Riley previously granted an preliminary injunction to the city of Arab and ordered the water board to immediately begin fluoridating Arab’s water supply pending the outcome of a lawsuit the City of Arab filed against the water board over the removal of fluoride.
The latest order by Riley means his initial order – to reintroduce fluoride – stands and Arab Water Works remains under a court order to immediately put fluoride back in Arab’s water supply.
The water board appealed that decision to the Alabama Supreme Court and asked Riley to put his order on hold pending the outcome of the appeal.
It wasn’t announced by press time but water board attorneys likely will file a motion with the Alabama Supreme Court asking it to reverse Riley’s denial.
The city sued the water works board after the board removed fluoride from the water system last August. The board did so without notifying the city or the public of the move.
Judge Riley said in his initial order that the city council has the authority to order the board to put fluoride back in Arab’s water supply.
A ruling from the Supreme Court could take months, if not longer.
In its request for the stay, attorneys for the water board said it would take considerable money and time to reintroduce fluoride to the water supply.
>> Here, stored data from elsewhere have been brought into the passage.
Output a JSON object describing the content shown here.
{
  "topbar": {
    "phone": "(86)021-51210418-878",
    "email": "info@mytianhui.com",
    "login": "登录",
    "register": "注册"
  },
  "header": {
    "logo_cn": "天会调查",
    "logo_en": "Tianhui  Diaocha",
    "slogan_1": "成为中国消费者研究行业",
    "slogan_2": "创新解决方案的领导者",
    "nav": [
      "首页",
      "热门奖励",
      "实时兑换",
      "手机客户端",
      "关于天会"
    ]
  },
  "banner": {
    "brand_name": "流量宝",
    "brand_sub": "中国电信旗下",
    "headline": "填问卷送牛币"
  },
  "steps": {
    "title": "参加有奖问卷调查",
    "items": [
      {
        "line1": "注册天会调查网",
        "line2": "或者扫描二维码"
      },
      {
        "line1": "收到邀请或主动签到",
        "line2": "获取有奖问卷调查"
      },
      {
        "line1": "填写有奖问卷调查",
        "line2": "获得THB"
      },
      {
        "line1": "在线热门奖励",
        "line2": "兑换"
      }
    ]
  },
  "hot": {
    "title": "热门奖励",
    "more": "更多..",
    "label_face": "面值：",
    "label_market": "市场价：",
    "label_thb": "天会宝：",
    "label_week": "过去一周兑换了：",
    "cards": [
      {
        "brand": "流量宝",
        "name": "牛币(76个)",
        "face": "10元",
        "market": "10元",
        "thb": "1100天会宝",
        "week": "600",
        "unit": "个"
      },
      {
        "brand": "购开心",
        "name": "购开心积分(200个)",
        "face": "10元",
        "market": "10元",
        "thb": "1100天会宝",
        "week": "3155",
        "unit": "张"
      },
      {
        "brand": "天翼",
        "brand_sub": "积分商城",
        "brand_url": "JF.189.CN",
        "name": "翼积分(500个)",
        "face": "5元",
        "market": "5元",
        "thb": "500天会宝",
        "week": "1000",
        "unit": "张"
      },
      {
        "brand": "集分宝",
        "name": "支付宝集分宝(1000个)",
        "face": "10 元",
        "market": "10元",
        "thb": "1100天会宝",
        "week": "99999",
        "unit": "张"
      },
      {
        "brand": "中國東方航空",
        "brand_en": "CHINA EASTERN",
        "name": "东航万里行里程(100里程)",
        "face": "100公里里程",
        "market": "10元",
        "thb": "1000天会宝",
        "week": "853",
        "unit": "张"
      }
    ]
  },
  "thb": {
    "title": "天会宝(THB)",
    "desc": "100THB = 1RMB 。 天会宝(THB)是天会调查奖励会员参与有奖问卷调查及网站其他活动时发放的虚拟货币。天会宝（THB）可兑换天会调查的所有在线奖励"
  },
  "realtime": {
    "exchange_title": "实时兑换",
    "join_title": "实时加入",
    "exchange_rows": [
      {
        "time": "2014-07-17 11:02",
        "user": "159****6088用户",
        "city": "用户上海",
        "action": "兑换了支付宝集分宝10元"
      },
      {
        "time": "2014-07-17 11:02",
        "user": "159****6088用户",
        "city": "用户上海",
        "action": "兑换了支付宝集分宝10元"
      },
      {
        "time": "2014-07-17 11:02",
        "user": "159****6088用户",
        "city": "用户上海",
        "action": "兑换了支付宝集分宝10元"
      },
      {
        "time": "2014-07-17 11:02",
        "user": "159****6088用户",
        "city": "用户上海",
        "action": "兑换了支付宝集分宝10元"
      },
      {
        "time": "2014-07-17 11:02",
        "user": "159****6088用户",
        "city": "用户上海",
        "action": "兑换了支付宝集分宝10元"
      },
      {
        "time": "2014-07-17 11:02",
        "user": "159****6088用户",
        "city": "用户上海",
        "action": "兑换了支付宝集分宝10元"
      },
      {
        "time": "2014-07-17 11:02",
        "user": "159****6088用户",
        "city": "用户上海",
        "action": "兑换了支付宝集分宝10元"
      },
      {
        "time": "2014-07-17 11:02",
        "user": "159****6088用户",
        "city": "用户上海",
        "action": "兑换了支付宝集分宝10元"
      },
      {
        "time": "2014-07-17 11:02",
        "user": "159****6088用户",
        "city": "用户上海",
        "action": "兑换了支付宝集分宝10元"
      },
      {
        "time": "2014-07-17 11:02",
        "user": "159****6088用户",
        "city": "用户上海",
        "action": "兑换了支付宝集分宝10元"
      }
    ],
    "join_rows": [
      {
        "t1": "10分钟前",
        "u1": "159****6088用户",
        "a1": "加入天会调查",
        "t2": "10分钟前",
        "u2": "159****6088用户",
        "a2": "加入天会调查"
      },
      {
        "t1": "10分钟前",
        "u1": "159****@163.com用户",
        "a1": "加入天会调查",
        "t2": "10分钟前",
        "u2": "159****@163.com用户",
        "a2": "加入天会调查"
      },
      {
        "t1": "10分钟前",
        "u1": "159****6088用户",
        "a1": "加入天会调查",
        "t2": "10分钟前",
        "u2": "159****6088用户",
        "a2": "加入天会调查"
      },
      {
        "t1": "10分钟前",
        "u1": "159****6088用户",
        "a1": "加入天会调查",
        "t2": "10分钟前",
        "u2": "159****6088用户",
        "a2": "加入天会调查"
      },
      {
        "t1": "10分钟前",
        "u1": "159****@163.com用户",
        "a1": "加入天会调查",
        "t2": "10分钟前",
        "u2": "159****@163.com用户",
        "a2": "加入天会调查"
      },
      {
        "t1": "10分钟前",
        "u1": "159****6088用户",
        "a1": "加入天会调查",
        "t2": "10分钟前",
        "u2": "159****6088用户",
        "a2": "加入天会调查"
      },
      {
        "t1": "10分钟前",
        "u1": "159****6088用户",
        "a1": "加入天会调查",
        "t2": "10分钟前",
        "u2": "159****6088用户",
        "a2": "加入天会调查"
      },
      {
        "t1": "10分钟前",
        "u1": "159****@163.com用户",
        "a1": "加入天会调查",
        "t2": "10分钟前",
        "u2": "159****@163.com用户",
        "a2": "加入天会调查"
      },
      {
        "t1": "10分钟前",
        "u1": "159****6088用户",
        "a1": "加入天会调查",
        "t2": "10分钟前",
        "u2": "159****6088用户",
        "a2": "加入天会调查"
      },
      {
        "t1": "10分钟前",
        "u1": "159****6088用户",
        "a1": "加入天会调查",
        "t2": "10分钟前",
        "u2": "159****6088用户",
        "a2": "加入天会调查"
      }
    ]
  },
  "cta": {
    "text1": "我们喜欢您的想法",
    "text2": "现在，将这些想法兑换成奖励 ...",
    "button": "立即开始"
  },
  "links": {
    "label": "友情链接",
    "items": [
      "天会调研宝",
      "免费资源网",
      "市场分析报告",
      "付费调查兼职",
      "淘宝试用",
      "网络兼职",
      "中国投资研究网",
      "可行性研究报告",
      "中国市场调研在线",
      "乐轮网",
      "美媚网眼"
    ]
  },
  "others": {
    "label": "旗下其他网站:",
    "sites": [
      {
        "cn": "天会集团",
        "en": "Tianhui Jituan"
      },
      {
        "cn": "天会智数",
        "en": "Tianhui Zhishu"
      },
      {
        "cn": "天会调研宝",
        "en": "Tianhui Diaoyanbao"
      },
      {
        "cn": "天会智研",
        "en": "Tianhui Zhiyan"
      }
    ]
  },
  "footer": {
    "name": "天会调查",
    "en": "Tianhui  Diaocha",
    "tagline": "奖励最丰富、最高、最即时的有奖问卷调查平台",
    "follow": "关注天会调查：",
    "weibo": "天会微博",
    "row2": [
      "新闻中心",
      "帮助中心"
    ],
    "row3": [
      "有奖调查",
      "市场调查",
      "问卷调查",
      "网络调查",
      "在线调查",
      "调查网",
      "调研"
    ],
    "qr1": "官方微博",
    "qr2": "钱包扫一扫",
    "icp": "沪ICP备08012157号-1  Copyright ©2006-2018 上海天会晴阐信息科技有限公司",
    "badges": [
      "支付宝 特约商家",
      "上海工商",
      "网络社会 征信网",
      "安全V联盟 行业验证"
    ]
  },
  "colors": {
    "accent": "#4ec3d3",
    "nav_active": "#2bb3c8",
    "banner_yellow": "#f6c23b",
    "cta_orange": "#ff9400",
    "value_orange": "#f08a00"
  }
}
They also said they are “entitled” to a stay.
City attorneys disagreed.
“The court in its discretion may (stay) an injunction” but no one is entitled.
“The (water board) in making its request to stay the injunction, does not present anything new to the court,” the attorneys said in the city’s response. “The (water board) has provided no basis for this court to revisit this issue.”
The board’s attorneys also stated the public interest would be better served with a stay of the order.
The city’s attorneys again disagreed.
“Unquestionably, the public interest will be served in Arab by fluoridating the water in the same manner is has done for 43 years,” the filing said. “The harm to the development of children’s teeth without it presents the very definition of irreparable harm, because, as testified, no amount of fluoride added later can make up the deficit, and lack of fluoride causes damage to existing teeth as soon as fluoride is removed, though the harm will only be manifested later.”
Also in it’s request to grant the stay, the water board suggested that adding fluoride back to the water would require the board to expend a substantial amount of time, effort and money.
“No such evidence was presented to the court,” city attorneys responded. “Secondly, the statement is also undercut by (the board’s attorneys) where counsel indicated to the court that they believed the resolution of the entire case would take only a few months.”
The board’s attorney also suggested that the board would spend between $9,000 and $11,000 to fluoridate the water for one year.
“It would be ridiculous to consider the few thousand dollars the water works would be required to spend to reintroduce fluoride (all of which is already paid for by rate payers) as ‘substantial’ in light of the four to five times that amount they will spend on attorney’s fees for the appeal alone,” city attorneys stated.
The city’s attorneys noted that the Alabama Department of Environmental Management said re-fluoridating the water would be “very simple.”
“In sum,” the city’s attorneys said, “there is nothing new here. There is absolutely no evidence to prompt any reconsideration by this court.
“For 43 years, the Arab Water Works fluoridated Arab’s public water supply pursuant to a 1972 resolution from the city,” they continued. “This is the status quo – not the done-under-the-cover-of-night and without-notice action of the water works (when the fluoride was removed).”